The book begins with a detailed chapter on South African music, and an important theme emerges -- how governments have suppressed music for political reasons. I remember South African music legends Mahlathini and The Mahotella Queens telling me how they had to hold quick street concerts and sprint off with the arrival of the police. Other examples include Cuba, the Soviet folklorification of folk music and the jailing of tropicalia musicians in Brazil during the military dictatorship of the 1960s.
The discussion of these issues and how they fit into the complex narratives that surround music is illustrated with examples and testimony.

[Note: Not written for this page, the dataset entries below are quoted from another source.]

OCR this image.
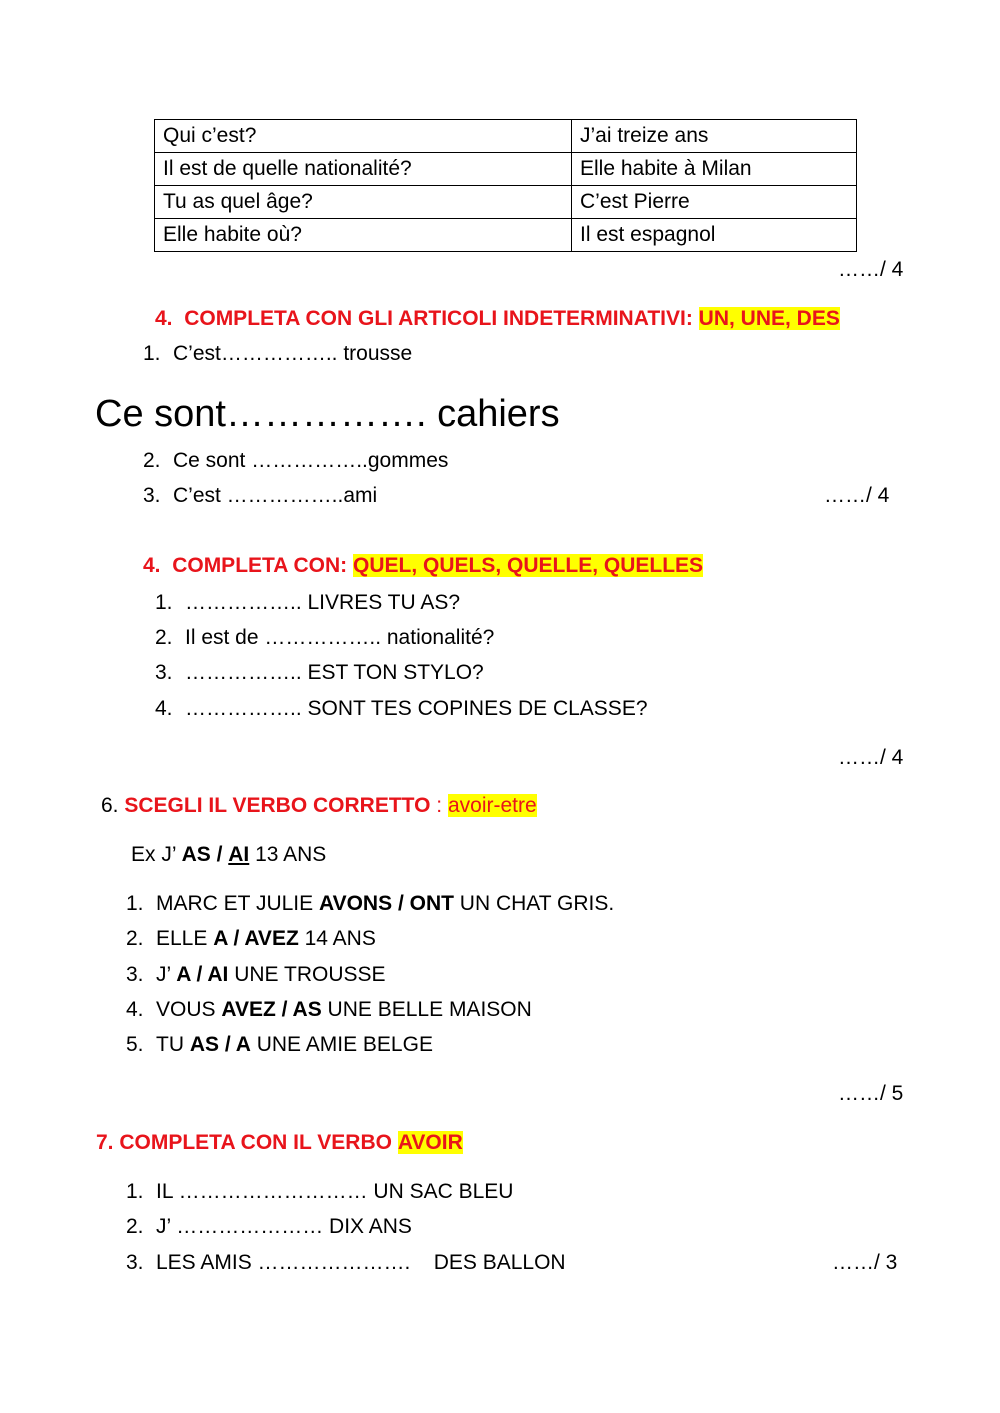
Qui c’est?	J’ai treize ans
Il est de quelle nationalité?	Elle habite à Milan
Tu as quel âge?	C’est Pierre
Elle habite où?	Il est espagnol
……/ 4
4. COMPLETA CON GLI ARTICOLI INDETERMINATIVI: UN, UNE, DES
1. C’est…………….. trousse
Ce sont……………. cahiers
2. Ce sont ……………..gommes
3. C’est ……………..ami	……/ 4
4. COMPLETA CON: QUEL, QUELS, QUELLE, QUELLES
1. …………….. LIVRES TU AS?
2. Il est de …………….. nationalité?
3. …………….. EST TON STYLO?
4. …………….. SONT TES COPINES DE CLASSE?
……/ 4
6. SCEGLI IL VERBO CORRETTO : avoir-etre
Ex J’ AS / AI 13 ANS
1. MARC ET JULIE AVONS / ONT UN CHAT GRIS.
2. ELLE A / AVEZ 14 ANS
3. J’ A / AI UNE TROUSSE
4. VOUS AVEZ / AS UNE BELLE MAISON
5. TU AS / A UNE AMIE BELGE
……/ 5
7. COMPLETA CON IL VERBO AVOIR
1. IL ……………………… UN SAC BLEU
2. J’ ………………… DIX ANS
3. LES AMIS ………………….    DES BALLON	……/ 3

Boyd has worked with many of these musicians but blows his own horn on how he created a cross-culture in the studio or on tours (for instance, listen to his work with kora player Toumani Diabate on new flamenco with Ketama, and Toumani's wonderful work with Taj Mahal, all released on Hannibal).
Chapters on Cuba, Jamaica, Brazil, East Europe (Hannibal's Balkan jazz master Ivo Papazov and Trio Bulgarka are worth checking out here) and Central and West Africa complete Boyd's monumental survey.
In the final chapter of this seminal book, Boyd talks passionately about retaining the human element in music making and performance. He notes that when hip-hop musicians began to sample James Brown in the late 1970s, they were digitising a live performance.
As he argues: "New technologies may divert our attention, but music created in the moment can still be found where it has always been, in the feet, fingers, voices and spirits of musicians in every corner of the world. Like the song says, that's where the roots of rhythm remain."
If you only read one book this year, I highly recommend you choose this one. And then go and seek out some of the music mentioned between its covers.